Labour Leader Jeremy Corbyn didn’t mince words in his reaction to the inquiry. Corbyn was part of a minority of Labour members who rebelled against party leader Tony Blair to oppose the war.

“Frankly, it was an act of military aggression launched on a false pretext as the inquiry accepts and has long been regarded as illegal by the overwhelming weight of international legal opinion,” Corbyn said. “It led to the deaths of hundreds of thousands of people and the displacement of millions of refugees. It devastated Iraq’s infrastructure and society.”

Corbyn pointed out the hypocrisy of the British government, quoting a damning 1990s inquiry that investigated the UK’s arms sales to Saddam Hussein during the height of his oppressive policies against Iraq’s ethnic Kurds.

“It wasn’t that those of us who opposed the war underestimated the brutality or the crimes of Saddam Hussein’s dictatorship,” said Corbyn. “Indeed, many of us campaigned against the Iraqi regime during its most bloody period, when the Thatcher government and the U.S. administration were busy supporting that regime – as was confirmed by the 1996 Scott Inquiry.”

In the U.S., the closest parallel to the Chilcot Inquiry into the Iraq war was the Senate Report on Iraqi WMD Intelligence.

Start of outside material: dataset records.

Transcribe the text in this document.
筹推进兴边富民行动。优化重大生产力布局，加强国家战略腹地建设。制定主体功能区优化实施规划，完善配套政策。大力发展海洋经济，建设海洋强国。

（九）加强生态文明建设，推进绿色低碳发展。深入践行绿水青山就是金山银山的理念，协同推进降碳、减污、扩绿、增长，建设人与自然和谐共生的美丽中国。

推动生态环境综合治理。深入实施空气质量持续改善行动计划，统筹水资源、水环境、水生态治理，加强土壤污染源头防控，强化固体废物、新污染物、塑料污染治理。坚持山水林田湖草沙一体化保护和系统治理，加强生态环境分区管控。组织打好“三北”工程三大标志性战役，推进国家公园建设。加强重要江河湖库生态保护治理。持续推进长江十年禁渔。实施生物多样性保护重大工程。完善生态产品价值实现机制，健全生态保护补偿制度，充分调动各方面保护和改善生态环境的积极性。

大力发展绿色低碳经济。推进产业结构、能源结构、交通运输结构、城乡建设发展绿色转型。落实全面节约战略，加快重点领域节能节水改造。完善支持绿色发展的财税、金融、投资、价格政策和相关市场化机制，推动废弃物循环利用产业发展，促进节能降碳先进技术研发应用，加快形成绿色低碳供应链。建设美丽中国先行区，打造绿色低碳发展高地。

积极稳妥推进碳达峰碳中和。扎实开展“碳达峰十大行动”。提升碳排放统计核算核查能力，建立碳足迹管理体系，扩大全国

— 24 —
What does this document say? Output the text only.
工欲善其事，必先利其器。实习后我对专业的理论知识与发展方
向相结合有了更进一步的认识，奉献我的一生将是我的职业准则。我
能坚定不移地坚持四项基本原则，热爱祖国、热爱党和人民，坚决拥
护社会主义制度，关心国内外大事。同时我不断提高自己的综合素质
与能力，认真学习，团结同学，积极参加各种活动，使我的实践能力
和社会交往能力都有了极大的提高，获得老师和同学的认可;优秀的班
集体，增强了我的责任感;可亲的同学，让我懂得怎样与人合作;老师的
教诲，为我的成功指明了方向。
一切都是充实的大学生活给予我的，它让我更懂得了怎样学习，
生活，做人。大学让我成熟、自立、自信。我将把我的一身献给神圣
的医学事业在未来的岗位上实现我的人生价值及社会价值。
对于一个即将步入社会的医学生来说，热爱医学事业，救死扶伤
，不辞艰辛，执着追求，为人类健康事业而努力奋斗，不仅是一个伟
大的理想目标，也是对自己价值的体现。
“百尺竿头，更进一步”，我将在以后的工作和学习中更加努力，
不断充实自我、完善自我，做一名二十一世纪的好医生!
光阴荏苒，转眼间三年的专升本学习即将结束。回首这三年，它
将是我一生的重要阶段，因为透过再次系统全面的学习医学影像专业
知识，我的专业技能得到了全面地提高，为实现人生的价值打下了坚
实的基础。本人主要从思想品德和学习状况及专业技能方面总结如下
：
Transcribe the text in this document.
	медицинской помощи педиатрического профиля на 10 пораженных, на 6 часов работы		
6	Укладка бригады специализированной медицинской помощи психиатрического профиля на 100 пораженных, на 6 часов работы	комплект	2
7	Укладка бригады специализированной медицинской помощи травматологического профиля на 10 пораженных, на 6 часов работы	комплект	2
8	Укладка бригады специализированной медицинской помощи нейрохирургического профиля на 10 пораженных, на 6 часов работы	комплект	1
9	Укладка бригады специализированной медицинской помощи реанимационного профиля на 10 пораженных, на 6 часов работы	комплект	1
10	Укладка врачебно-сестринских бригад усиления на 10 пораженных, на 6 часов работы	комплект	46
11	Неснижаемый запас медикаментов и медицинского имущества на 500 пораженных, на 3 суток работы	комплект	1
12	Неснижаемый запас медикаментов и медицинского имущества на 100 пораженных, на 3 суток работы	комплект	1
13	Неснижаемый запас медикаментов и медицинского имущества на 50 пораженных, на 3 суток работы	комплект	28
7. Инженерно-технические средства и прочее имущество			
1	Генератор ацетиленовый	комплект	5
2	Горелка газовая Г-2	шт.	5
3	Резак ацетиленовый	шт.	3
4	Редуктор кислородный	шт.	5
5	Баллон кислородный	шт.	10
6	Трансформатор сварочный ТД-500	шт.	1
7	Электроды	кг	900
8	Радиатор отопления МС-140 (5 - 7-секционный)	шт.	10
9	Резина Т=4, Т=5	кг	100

That report – like the Chilcot inquiry – found that political leaders had overstated the intelligence assessment on the threat of Iraq’s stockpile of Weapons of Mass Destruction.

Publicly released in 2008, nobody in the Bush administration was asked to resign and Democratic House Speaker Nancy Pelosi assured her party caucus that impeachment of President Bush remained “off the table.”

The Iraq Body Count, a project that catalogs both military and civilian casualties in the country, says about 251,000 people have been killed since the 2003 invasion.